LSA senior Natalie Cadotte, a second-year South Quad Residence Hall RA, said the school could have taken more drastic measures to prevent the spread of the virus in residence halls.
“I can’t tell in hindsight if I ever predicted that students would behave with more respect for the rules, or if I assumed University Housing would be able to handle the rising cases and increased need for policy enforcement better than they have, but I did not expect cases to reach the numbers they have without more drastic university intervention by now,” Cadotte said.
Senior Associate Director of Housing Amir Baghdadchi said the administration was not overwhelmed by the high number of RAs quitting.
“It regularly happens each year that a number of RAs choose to step down from their positions,” Baghdadchi said. “Being an RA is one of the most challenging jobs on campus, and we understand if a student is no longer able to be fully committed.
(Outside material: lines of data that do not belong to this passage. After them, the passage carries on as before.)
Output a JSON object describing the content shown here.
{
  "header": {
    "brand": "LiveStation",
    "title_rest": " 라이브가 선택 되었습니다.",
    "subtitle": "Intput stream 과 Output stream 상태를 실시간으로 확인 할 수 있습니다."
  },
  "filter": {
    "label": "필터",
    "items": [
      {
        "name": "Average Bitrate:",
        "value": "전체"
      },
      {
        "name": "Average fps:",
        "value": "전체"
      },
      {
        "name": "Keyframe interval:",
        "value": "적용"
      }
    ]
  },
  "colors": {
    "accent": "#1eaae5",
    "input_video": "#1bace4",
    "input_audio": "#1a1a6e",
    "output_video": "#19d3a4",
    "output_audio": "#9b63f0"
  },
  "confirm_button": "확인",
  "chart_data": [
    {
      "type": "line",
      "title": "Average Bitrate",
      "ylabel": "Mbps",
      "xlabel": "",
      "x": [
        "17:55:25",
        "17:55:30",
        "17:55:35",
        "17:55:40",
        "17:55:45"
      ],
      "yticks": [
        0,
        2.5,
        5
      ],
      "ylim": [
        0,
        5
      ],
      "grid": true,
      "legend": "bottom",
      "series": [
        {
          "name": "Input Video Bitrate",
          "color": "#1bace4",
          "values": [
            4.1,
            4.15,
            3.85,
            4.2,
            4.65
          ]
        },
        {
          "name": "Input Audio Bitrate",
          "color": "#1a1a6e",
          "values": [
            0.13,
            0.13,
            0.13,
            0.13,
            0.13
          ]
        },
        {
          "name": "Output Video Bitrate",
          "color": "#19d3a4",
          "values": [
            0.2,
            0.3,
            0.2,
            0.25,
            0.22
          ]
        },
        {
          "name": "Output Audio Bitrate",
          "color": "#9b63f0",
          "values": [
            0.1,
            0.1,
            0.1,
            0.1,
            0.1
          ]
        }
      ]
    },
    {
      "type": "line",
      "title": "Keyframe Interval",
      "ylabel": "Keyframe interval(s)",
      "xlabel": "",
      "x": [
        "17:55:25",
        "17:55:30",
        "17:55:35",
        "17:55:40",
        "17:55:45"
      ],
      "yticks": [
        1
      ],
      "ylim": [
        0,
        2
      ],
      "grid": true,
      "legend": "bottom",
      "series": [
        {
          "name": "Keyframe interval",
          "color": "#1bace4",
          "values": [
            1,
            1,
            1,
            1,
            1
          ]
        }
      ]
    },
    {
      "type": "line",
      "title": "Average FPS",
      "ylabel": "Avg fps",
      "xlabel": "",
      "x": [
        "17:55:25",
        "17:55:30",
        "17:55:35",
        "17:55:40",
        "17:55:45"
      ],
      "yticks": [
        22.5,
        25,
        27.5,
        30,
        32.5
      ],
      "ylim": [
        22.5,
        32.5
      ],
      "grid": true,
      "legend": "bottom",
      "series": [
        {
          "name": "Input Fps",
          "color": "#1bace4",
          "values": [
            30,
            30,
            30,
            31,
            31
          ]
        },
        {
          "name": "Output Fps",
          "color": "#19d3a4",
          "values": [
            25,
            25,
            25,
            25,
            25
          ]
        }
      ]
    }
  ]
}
Our practice is to rehire for those positions, rather than move current RAs to different buildings.”
Baghdadchi said that while Housing may hire someone to fill a vacant position in the middle of fall semester, they “typically rehire so that new RAs begin in Winter Term, which often works best for their housing arrangements, and we can train them together as a new cohort.”
“The basic operations of a residence hall (safety, mail, facilities, duty rounds) are not affected when an RA steps down from their position,” Baghdadchi said.
Cadotte noted that not all residents comply with public health guidelines. When freshmen began to move in back in August, people complained about the disregard shown for safety guidelines.
“For every dozen residents that are taking the Housing policies seriously around guests and face coverings, there are a few residents that do not respect the policies and actively put themselves and others in danger,” Cadotte said.
In September, more than 100 RAs voted to go on strike out of frustration, demanding increased COVID-19 protections and hazard pay. The strike ended on September 16 after the University filed an injunction against striking employees. Many of the RAs and graduate students’ demands, such as increased childcare support and reallocation of DPSS funding, were not met by administration.
Practicing social distancing is a difficult task for people living in large shared spaces like dorms. LSA senior Zoey Angers, a second-year East Quad Residence Hall RA, explained the daily struggles she experienced living in the dorms.
“It’s tough to stay safe in the dorms unless you stay in your room 24/7,” Angers said. “I practiced social distancing as best I could, but some activities, like brushing your teeth in the bathroom or grabbing food from the dining hall, were essentially impossible to do entirely safely. Handing packages over to residents at the community center was also stressful for the same reasons.”